Un pareil titre semble sous-entendre une prise de risque, un défi, une aventure incertaine. On peut dire que c’est ce à quoi s’est livré Rafael Payare avec l’Orchestre symphonique de Montréal, le 25 octobre dernier, à la Maison symphonique.
Sous prétexte de réunir des représentants des deux écoles de Vienne, Payare a choisi de présenter une symphonie de Mozart (no. 35 en ré majeur), le concerto pour violon de Beethoven, un arrangement de l’Offrande musicale de Johann Sebastian Bach et, voilà le risque : Passacaille op.1 d’Anton Webern. Si la musicologie nous enseigne le sens et la valeur d’une telle œuvre, il n’en demeure pas moins que pour plusieurs d’entre nous, elle peut apparaître comme une cacophonie organisée et bruyante.
Personnellement, j’admire les musiciens qui se colletaillent un exercice technique aussi exigeant, mais ça ne me donne pas envie de passer l’œuvre en boucle dans ma liste d’écoute.
Mais revenons à l’arrangement très particulier réalisé par Webern avec l’Offrande musicale qui nous a permis de constater un point qui semble commun aux deux compositeurs : la capacité de créer une musique aussi belle qu’elle est intellectuelle. Cette étonnante partition apparaît découpée de manière chirurgicale et on pourrait penser qu’il s’agit d’un dépeçage. Mais à bien y regarder, on s’aperçoit qu’il s’agit plutôt d’un savant assemblage qui allie grâce et sévérité.

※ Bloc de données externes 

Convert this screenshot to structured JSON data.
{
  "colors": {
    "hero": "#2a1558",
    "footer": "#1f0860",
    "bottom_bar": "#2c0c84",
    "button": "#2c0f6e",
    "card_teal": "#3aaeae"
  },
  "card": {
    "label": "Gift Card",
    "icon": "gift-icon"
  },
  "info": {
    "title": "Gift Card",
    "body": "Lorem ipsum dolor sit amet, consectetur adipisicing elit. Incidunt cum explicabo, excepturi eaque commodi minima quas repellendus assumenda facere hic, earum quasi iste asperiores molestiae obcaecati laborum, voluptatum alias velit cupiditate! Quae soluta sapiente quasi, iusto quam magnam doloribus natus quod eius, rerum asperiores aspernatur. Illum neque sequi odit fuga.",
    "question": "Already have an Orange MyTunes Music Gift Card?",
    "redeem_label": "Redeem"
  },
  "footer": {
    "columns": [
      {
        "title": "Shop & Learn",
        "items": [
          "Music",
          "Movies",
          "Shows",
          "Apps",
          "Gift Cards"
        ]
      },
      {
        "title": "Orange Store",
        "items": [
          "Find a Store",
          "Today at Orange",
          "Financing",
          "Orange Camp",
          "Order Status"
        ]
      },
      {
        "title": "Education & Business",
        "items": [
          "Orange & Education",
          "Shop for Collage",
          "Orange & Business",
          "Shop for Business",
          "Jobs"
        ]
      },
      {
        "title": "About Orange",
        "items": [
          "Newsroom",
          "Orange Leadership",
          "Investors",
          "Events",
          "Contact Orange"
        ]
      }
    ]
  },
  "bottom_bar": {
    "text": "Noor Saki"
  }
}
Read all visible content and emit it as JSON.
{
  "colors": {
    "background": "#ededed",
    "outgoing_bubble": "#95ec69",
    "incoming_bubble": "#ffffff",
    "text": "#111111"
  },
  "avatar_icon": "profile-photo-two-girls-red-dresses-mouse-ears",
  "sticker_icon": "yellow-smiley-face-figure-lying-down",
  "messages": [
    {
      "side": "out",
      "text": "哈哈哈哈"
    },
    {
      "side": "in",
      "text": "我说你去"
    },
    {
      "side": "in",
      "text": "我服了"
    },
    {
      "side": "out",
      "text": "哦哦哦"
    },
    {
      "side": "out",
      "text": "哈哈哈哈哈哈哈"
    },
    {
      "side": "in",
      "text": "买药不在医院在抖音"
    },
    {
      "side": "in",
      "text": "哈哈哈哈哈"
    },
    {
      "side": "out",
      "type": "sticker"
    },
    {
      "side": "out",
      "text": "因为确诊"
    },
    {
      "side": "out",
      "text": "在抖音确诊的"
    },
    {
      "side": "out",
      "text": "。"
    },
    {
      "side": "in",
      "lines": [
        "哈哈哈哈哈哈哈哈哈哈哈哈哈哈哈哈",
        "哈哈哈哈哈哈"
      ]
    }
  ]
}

Concernant le Mozart, le choix de tempo que fait Payare est très conventionnel et c’est bien ainsi. Ce qui est moins habituel, ce sont les contrastes et l’intensité. L’OSM a joué Mozart comme on joue habituellement Beethoven et, croyez-moi, c’est un compliment. C’était tout à fait rafraîchissant d’être surpris par des forte joués fortissimo sans pour autant que le public soit assourdi.
Si le Mozart a été interprété comme du Beethoven, le Beethoven aussi, en tout respect du format du concerto, c’est-à-dire que l’orchestre de pleine dimension tente de se faire tout petit et finit par se faire passer pour un orchestre de chambre, laissant ainsi toute la place au soliste. Le soliste en question, Andrew Wan, violon solo de l’OSM, a saisi l’occasion de montrer toute sa technique et sa virtuosité en interprétant le seul, mais néanmoins difficile concerto pour violon du grand Ludwig. Il a bien fait, mais nous aurions apprécié plus d’émotion, plus de tempérament, plus de Beethoven, quoi.
La direction de Payare était expressive, délicate, colorée et exubérante, mais jamais prétentieuse.